XML Parsing using XML Stage

ggarze · Post by **ggarze** » Wed Dec 18, 2013 12:09 pm

If I have the below XML that I need to parse and bring data up to the PONUMBER am I correct in saying that to do this using the XML Stage I have to have 2 separate links coming out of the stage where the one link would extract the <ReferenceInfo> data and the other link would extract the <MilestoneInfo> data because they are both at the same level under <LineItems><MilestoneMessage>? Then after I have the 2 separate outputs I can join them on the PONumber which is the parent of both so I now can get a record where the PONUmber and BLNumber will repeat for each MileStone I have like the output I show after the xml? Am I missing something where I don't have to have 2 output links to later join or can this be done in the XML Stage? Because this is just a sample. The real XML has a host of tags imbedded in it where many are at the same level as others and I'm thinking I have to have a bunch of files coming out of the stage to capture each one.

Code: Select all

- <LineItems>
  <PONumber>643730</PONumber> 
   - <MilestoneMessage>
    - <ReferenceInfo>
         <ReferenceId reference="3080951960" type="BLNumber" /> 
      </ReferenceInfo>
    - <MilestoneInfo>
         <MilestoneTypeCode>105</MilestoneTypeCode> 
         <MilestoneTypeName>PO Accepted</MilestoneTypeName> 
         - <City>
             <CityName>Jiangsiu</CityName> 
           </City>
      </MilestoneInfo>
    - <MilestoneInfo>
         <MilestoneTypeCode>11144</MilestoneTypeCode> 
         <MilestoneTypeName>Supplier Booking Accepted</MilestoneTypeName> 
         - <City>
             <CityName>Shanghai</CityName> 
           </City>
      </MilestoneInfo>
     </MilestoneMessage>
  </LineItems>

LineItems\MilestoneMessage\ReferenceInfo
LineItems\MilestoneMessage\MilestoneInfo\City

Output after join
PONUmber,BLNumber,MilestoneTypeCode,MilestoneTypeName,CityName
643730,3080951960,105,PO Accepted,Jiangsiu
643730,3080951960,11144,Supplier Booking Accepted,Shanghai

eostic · Post by **eostic** » Wed Dec 18, 2013 3:45 pm

We can't be entirely sure from this content, but one could expect that the "reference" node occurs only once for each PO, and the message detail occurs many times. In that case, you can absolutely have everything on one single link.
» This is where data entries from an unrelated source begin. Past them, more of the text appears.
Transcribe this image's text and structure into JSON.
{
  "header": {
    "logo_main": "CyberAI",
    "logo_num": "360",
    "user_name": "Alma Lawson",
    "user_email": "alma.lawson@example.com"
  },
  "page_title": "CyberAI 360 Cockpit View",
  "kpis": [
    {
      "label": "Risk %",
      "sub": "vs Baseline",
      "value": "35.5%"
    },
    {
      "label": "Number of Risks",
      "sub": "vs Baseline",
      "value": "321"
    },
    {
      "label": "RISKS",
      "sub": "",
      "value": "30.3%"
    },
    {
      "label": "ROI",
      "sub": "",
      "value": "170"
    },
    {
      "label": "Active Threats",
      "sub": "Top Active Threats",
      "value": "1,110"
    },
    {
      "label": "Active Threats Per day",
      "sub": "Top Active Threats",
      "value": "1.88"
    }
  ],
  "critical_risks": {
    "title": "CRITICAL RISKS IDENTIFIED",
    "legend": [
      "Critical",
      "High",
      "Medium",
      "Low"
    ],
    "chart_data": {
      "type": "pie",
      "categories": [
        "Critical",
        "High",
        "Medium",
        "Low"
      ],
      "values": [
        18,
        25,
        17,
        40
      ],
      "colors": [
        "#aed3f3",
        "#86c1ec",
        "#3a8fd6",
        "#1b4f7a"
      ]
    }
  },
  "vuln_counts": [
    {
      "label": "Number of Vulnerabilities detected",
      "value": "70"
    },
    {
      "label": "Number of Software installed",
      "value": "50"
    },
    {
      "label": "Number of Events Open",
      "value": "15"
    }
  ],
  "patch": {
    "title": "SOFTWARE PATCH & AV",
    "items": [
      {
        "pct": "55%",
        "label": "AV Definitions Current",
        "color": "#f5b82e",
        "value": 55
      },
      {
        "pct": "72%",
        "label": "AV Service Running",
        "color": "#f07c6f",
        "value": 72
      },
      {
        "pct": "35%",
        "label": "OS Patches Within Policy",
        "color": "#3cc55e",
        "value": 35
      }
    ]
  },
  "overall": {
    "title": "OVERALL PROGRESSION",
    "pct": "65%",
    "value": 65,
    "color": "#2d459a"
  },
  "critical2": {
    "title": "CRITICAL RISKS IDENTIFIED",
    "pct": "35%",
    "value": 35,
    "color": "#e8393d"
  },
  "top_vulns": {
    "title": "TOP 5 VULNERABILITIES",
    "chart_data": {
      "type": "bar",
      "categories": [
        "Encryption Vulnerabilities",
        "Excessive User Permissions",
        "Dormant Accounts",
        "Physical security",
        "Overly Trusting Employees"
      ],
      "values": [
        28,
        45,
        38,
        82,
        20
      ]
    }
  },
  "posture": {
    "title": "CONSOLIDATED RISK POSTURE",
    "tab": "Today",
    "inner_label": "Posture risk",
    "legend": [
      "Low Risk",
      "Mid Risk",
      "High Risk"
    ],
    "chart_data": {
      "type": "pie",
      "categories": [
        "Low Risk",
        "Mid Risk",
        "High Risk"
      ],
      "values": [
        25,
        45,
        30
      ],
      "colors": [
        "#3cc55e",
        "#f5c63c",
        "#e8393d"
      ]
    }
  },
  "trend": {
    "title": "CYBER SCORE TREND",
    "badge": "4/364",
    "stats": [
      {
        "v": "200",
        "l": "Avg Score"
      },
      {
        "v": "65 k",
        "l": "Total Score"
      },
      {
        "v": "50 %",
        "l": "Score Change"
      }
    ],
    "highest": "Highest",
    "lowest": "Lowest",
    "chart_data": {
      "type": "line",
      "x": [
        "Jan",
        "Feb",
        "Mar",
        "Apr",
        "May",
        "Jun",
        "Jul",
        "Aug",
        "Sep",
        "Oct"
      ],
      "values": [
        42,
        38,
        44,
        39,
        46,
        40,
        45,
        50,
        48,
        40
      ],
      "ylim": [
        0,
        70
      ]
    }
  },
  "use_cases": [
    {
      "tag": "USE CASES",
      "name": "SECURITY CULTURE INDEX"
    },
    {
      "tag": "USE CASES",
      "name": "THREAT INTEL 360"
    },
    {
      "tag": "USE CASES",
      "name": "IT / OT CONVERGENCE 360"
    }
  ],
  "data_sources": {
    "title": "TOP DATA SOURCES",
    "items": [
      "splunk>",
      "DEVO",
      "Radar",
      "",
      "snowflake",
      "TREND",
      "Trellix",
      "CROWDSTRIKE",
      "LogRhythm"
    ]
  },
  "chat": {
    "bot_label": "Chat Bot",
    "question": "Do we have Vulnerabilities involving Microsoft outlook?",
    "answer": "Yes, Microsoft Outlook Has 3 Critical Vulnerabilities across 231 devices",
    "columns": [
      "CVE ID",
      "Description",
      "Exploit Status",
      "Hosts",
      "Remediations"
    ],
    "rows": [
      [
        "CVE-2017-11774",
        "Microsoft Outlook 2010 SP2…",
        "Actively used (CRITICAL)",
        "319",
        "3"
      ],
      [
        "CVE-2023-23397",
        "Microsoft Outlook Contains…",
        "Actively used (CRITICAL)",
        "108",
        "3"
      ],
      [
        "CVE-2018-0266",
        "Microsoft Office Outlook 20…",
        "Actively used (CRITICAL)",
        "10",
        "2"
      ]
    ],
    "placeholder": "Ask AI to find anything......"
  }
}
You need a separate link for each "independently occurring" path of nodes and sub-nodes.

Imagine for your PO if you had a sub-node of line items, and for a given PO, there might be (example), 87 line items.

...and for that same PO, you have a sub-node for multiple addresses...and for that same PO, the 87 line items are going to be sent to (example) 7 different locations.

That's when you need multiple output links --- just as you would have two separate retrievals if these were related rdbms tables. Seven rows with PO number for the addresses, and 87 rows for the items ordered (with the PO number).

Then do whatever you need to downstream.

There are alternative things you can do with Pivoting and such, depending on the requirement and the variability (or not) of each set of occurrences, but when the nodes are purely variable in occurrence, this is typical --- and makes perfect sense when the target (90% of the time) is an rdbms, which is probably modeled in similar fashion, with a table for addresses and another for line items. This is as true for the xml stage as it is for xmlInput and just about any other technology that is used to parse xml and load it into a target set of relational tables.

Ernie